A copper atom has 29 electrons revolving around the nucleus. A copper ball has 4x10^23 atoms. What fraction of the electrons be removed to give the ball a charge of +9.6uC?
To determine the fraction of electrons that need to be removed to give the copper ball a charge of +9.6uC, we need to first find the total charge of the electrons in the copper ball.
Given that a copper atom has 29 electrons, we can calculate the total charge of one copper atom by multiplying the charge of a single electron with the number of electrons. The charge of a single electron is -1.6 x 10^-19 Coulombs (uC):
Charge of one copper atom = 29 electrons * (-1.6 x 10^-19 uC/electron)
= -46.4 x 10^-19 uC
Now, let's determine the total charge of the copper ball which contains 4x10^23 copper atoms. We can multiply the charge of one copper atom by the number of copper atoms in the ball:
Total charge of the copper ball = Charge of one copper atom * Number of copper atoms
= (-46.4 x 10^-19 uC) * (4 x 10^23 atoms)
= -185.6 x 10^4 x 10^-19 uC
= -185.6 x 10^-15 uC
Now, we want the copper ball to have a positive charge of +9.6 uC. To find the fraction of electrons that need to be removed, we need to determine the ratio of the desired charge to the actual charge:
Fraction of electrons removed = (Desired charge - Actual charge) / Actual charge
Plugging in the values:
Fraction of electrons removed = (9.6 x 10^-6 uC - (-185.6 x 10^-15 uC)) / (-185.6 x 10^-15 uC)
Simplifying the equation:
Fraction of electrons removed = (9.6 x 10^-6 uC + 185.6 x 10^-15 uC) / (185.6 x 10^-15 uC)
Therefore, the fraction of electrons that need to be removed to give the copper ball a charge of +9.6 uC is the calculated result of the above equation.
To calculate the fraction of electrons that need to be removed to give the copper ball a charge of +9.6uC, we need to compare the amount of charge carried by one electron with the desired charge.
1. Determine the charge carried by one electron:
The charge of one electron is equal to the elementary charge, which is approximately -1.6 x 10^-19 Coulombs (C).

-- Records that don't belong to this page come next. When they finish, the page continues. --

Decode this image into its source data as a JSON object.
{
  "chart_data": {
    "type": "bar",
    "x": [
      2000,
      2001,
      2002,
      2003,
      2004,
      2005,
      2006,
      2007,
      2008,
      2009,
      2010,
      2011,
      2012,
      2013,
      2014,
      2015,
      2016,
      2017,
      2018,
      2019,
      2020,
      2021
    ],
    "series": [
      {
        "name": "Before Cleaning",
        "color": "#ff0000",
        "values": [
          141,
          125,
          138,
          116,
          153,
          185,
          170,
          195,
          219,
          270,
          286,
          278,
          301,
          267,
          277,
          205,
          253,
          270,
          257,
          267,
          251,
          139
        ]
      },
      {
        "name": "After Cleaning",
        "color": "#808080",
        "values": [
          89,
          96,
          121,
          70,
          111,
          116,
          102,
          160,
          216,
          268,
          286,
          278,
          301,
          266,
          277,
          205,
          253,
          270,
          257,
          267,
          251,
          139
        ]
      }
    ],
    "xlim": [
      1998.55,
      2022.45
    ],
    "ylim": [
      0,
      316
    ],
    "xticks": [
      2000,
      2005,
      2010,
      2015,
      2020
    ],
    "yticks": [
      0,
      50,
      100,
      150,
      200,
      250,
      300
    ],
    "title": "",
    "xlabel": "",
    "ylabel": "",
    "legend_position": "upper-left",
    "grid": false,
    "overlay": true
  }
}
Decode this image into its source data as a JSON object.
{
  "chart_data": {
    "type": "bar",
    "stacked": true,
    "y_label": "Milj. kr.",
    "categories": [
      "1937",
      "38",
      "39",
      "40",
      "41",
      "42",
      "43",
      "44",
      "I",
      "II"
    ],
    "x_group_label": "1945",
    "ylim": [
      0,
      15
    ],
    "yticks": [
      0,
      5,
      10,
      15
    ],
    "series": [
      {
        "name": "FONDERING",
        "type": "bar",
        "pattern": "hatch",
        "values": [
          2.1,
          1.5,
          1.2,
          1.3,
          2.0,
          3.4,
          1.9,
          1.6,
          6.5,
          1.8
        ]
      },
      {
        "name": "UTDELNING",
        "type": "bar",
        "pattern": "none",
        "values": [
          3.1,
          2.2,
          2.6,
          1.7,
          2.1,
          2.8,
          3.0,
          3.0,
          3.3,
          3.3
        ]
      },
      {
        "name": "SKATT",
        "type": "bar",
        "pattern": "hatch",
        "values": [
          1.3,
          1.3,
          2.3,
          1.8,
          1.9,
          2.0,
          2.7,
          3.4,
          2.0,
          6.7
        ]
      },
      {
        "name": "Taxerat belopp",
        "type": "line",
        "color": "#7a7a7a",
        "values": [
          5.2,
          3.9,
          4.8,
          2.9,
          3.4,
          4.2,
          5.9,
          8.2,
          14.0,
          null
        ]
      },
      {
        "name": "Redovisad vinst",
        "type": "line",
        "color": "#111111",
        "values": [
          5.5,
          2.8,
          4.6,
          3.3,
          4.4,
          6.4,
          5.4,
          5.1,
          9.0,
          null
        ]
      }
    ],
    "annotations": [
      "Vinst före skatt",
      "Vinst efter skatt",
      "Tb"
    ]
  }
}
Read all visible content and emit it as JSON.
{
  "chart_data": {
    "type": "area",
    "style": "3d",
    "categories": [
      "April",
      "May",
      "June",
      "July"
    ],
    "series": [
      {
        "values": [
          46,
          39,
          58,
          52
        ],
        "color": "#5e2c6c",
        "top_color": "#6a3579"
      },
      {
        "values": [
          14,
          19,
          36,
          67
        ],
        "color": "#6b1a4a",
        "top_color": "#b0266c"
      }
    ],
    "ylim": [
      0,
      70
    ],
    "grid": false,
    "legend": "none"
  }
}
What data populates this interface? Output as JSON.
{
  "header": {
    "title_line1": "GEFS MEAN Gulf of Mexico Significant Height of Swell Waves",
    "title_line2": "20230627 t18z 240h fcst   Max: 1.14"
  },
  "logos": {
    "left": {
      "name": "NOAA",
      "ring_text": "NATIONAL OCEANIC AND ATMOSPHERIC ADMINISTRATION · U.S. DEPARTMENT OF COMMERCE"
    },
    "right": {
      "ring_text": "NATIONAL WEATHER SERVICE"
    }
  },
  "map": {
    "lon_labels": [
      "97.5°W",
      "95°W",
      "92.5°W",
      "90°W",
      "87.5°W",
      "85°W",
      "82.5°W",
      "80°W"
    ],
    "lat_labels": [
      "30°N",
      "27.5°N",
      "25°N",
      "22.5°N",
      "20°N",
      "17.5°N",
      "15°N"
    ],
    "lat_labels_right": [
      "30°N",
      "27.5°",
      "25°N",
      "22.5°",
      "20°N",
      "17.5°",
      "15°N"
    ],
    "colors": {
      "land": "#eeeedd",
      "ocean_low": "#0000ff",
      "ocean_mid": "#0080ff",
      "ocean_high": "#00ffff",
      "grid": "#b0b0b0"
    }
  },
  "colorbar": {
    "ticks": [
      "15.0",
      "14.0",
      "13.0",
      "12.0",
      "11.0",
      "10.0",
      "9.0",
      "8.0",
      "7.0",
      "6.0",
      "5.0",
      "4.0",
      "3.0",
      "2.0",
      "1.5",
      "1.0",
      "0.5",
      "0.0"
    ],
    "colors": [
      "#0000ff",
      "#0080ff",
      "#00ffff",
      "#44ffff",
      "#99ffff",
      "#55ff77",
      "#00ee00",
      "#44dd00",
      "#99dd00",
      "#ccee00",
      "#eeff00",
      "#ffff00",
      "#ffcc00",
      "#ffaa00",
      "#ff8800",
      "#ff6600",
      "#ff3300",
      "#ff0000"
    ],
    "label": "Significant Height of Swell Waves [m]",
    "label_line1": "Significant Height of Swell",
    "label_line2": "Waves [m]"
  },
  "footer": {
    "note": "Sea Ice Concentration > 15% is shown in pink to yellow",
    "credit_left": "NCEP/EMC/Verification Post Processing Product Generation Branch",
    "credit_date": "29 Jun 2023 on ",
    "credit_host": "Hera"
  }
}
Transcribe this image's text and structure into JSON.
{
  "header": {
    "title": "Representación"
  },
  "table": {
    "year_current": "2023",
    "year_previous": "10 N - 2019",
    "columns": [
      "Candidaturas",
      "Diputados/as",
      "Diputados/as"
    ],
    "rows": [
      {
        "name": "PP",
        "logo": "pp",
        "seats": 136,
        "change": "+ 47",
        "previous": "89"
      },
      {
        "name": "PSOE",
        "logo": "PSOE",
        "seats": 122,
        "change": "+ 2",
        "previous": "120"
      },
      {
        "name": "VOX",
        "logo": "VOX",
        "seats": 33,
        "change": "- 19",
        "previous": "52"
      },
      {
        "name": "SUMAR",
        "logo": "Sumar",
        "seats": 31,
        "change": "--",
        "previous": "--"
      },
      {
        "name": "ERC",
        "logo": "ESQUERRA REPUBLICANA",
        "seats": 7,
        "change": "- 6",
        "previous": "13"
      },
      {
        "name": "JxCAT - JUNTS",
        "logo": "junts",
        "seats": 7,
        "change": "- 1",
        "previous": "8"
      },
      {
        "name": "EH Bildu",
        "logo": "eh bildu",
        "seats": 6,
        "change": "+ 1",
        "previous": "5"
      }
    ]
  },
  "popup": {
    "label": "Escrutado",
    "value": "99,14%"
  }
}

2. Calculate the total charge of the copper ball:
The total charge of the copper ball is given as +9.6 uC (microCoulombs). To convert this to Coulombs, multiply by 10^-6:
9.6 uC x 10^-6 = 9.6 x 10^-6 C.
3. Find the total charge carried by all the electrons in the copper ball:
The total charge carried by all the electrons in the copper ball is equal to the product of the charge carried by one electron (-1.6 x 10^-19 C) and the number of electrons in the ball (4x10^23):
Total charge = (-1.6 x 10^-19 C) x (4x10^23) = -6.4 x 10^4 C.
4. Calculate the number of electrons that need to be removed:
To find the number of electrons that need to be removed, we divide the desired charge (+9.6 x 10^-6 C) by the charge carried by one electron (-1.6 x 10^-19 C):
Number of electrons removed = (9.6 x 10^-6 C) / (-1.6 x 10^-19 C) = -6.0 x 10^13 electrons.
5. Calculate the fraction of electrons removed:
To find the fraction of electrons removed, divide the number of electrons removed by the total number of electrons in the copper ball (4x10^23 electrons):
Fraction of electrons removed = (6.0 x 10^13 electrons) / (4x10^23 electrons) = 1.5 x 10^-10.
Therefore, the fraction of electrons that need to be removed to give the copper ball a charge of +9.6 uC is approximately 1.5 x 10^-10.